The Nakba never ended. It evolved. From mass expulsion to apartheid, siege, and now genocide.
But Palestinians are still here. Still resisting. Still remembering.
From Writers Against the War on Gaza:
To the steadfast,
As we mark 77 years of Nakba, we remind the world that the Nakba is not the start of Palestinian history. Palestinians and Arabs across the region have resisted imperialism for over 100 years. From the Great Arab Revolution of 1936 to the war of the camps in Lebanon, to the tearing down of the border wall in 2023, the Palestinian people stubbornly insist on life and on remaining rooted in their land.
It is through this stubbornness that the path to liberation is born. Paved by the blood of our martyrs and guided by the light of our prisoners, this path is neither straight nor easy, but we follow it nevertheless. In the face of setbacks and unanswered questions, we march forward, because we know that this struggle will lead us to liberation.
Today, our struggle is at a crossroads. The Zionist state and its Western backers are waging a war of extermination against our people, from Gaza, to the West Bank, to the broader Arab region and the far diaspora. The scale of human loss in Gaza and the attack on our movement in the diaspora are realities that produce hopelessness and despair.
But if there was ever a moment to confront hopelessness and replace it with conviction, that moment is now.

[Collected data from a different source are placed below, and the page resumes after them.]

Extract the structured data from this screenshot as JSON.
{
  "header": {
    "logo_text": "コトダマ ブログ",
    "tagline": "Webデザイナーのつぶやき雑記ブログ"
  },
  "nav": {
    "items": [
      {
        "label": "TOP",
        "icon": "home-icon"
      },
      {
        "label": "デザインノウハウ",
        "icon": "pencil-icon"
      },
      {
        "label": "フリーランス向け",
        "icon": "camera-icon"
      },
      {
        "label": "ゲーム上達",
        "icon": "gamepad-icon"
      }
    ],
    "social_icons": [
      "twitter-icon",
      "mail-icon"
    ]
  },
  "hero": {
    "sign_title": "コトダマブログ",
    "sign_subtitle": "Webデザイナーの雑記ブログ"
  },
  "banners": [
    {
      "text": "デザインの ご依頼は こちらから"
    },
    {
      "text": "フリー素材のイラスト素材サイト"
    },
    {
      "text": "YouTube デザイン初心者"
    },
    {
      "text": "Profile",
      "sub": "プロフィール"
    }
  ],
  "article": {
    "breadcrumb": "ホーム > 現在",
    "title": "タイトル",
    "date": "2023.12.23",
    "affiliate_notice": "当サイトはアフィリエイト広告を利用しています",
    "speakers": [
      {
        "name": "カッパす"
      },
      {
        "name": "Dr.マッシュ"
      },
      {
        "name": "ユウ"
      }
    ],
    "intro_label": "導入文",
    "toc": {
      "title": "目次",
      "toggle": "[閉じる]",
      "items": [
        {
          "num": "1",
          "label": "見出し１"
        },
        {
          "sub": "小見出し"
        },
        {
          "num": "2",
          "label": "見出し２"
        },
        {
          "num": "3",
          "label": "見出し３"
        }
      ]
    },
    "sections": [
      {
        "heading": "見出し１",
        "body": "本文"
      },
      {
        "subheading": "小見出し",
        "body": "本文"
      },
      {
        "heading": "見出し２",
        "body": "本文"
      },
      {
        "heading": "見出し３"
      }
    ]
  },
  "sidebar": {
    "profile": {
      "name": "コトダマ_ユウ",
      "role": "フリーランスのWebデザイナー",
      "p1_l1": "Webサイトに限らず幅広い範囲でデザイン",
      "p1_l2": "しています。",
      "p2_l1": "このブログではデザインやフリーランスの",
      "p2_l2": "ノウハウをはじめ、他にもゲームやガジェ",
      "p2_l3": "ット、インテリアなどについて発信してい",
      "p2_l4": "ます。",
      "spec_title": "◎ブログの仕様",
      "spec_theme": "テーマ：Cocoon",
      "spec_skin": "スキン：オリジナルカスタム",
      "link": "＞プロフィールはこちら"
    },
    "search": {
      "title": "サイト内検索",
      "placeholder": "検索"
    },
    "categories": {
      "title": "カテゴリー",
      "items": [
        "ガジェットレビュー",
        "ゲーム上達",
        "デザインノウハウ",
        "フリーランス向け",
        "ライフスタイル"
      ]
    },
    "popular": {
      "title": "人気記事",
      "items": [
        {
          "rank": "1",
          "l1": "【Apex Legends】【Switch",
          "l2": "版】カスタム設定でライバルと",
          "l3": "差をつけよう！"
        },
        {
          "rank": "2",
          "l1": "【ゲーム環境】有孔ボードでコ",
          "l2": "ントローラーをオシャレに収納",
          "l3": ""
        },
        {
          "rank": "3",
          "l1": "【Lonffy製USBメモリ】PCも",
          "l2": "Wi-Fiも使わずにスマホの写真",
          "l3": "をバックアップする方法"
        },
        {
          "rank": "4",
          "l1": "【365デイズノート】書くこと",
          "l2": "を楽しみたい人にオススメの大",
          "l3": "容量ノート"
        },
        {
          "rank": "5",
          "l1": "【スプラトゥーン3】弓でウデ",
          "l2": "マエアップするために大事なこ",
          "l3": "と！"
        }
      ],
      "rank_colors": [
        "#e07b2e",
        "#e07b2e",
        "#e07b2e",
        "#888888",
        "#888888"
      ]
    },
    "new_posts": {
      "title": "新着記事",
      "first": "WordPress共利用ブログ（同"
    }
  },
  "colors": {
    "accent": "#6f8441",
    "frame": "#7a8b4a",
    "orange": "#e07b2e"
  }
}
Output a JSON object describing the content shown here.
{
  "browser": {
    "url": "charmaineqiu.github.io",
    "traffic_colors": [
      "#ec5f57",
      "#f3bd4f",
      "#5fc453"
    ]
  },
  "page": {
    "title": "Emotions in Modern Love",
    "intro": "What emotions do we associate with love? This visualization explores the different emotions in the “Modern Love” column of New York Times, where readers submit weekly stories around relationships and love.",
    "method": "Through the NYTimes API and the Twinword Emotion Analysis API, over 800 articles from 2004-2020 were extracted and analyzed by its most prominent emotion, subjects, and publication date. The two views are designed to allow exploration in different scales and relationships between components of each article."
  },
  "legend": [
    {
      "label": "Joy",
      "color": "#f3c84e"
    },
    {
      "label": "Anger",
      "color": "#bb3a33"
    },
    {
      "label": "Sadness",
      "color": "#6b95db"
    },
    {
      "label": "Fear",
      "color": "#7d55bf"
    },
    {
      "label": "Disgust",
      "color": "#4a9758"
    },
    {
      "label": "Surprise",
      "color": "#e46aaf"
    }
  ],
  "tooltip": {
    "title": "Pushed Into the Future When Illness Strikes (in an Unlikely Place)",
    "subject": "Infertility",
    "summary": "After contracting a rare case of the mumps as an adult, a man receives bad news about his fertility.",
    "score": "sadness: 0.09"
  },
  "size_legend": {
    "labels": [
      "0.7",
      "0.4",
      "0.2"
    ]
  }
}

This new issue of The New York War Crimes, which you can find at protests and in cities across America, launches today—the 77th anniversary of the Nakba. Produced in partnership between the Palestinian Youth Movement and Writers Against the War on Gaza, it includes texts that articulate the antagonistic contradiction between Palestinian liberation and Zionism, between imperialism and Arab sovereignty, demonstrating unequivocally that the two can never co-exist. This moment’s horrors reflect Zionism’s barbarity. They also reflect our will to resist, to remain, and to return. For as long as Zionism attempts to eradicate us, we know we have not been defeated.
Across eight pages are stories of displacement, imprisonment, and martyrdom, which testify to the promise of resistance and return. Through archival research, translated works, and new writing, the Nakba ‘77 issue is a vindication of our people’s resolve, of their unshakable refusal to compromise and capitulate.
Few Palestinian survivors of May 1948 are alive today. Yet the scale and distance of 77 years should not dissuade us. In the words of Nakba survivor Ahmed Qasim Ubayd, whose story is featured in this issue: “Everyone we’re talking about is dead now; we’re here talking about memories. It’s so that the generation that comes after us understands the value of the homeland.”
Let the memory of them renew our commitment to the struggle and the homeland. Let their sacrifices serve as that steadfast flame, lit by the first generation and passed on by each subsequent one, guiding us forward on the road to liberation and return.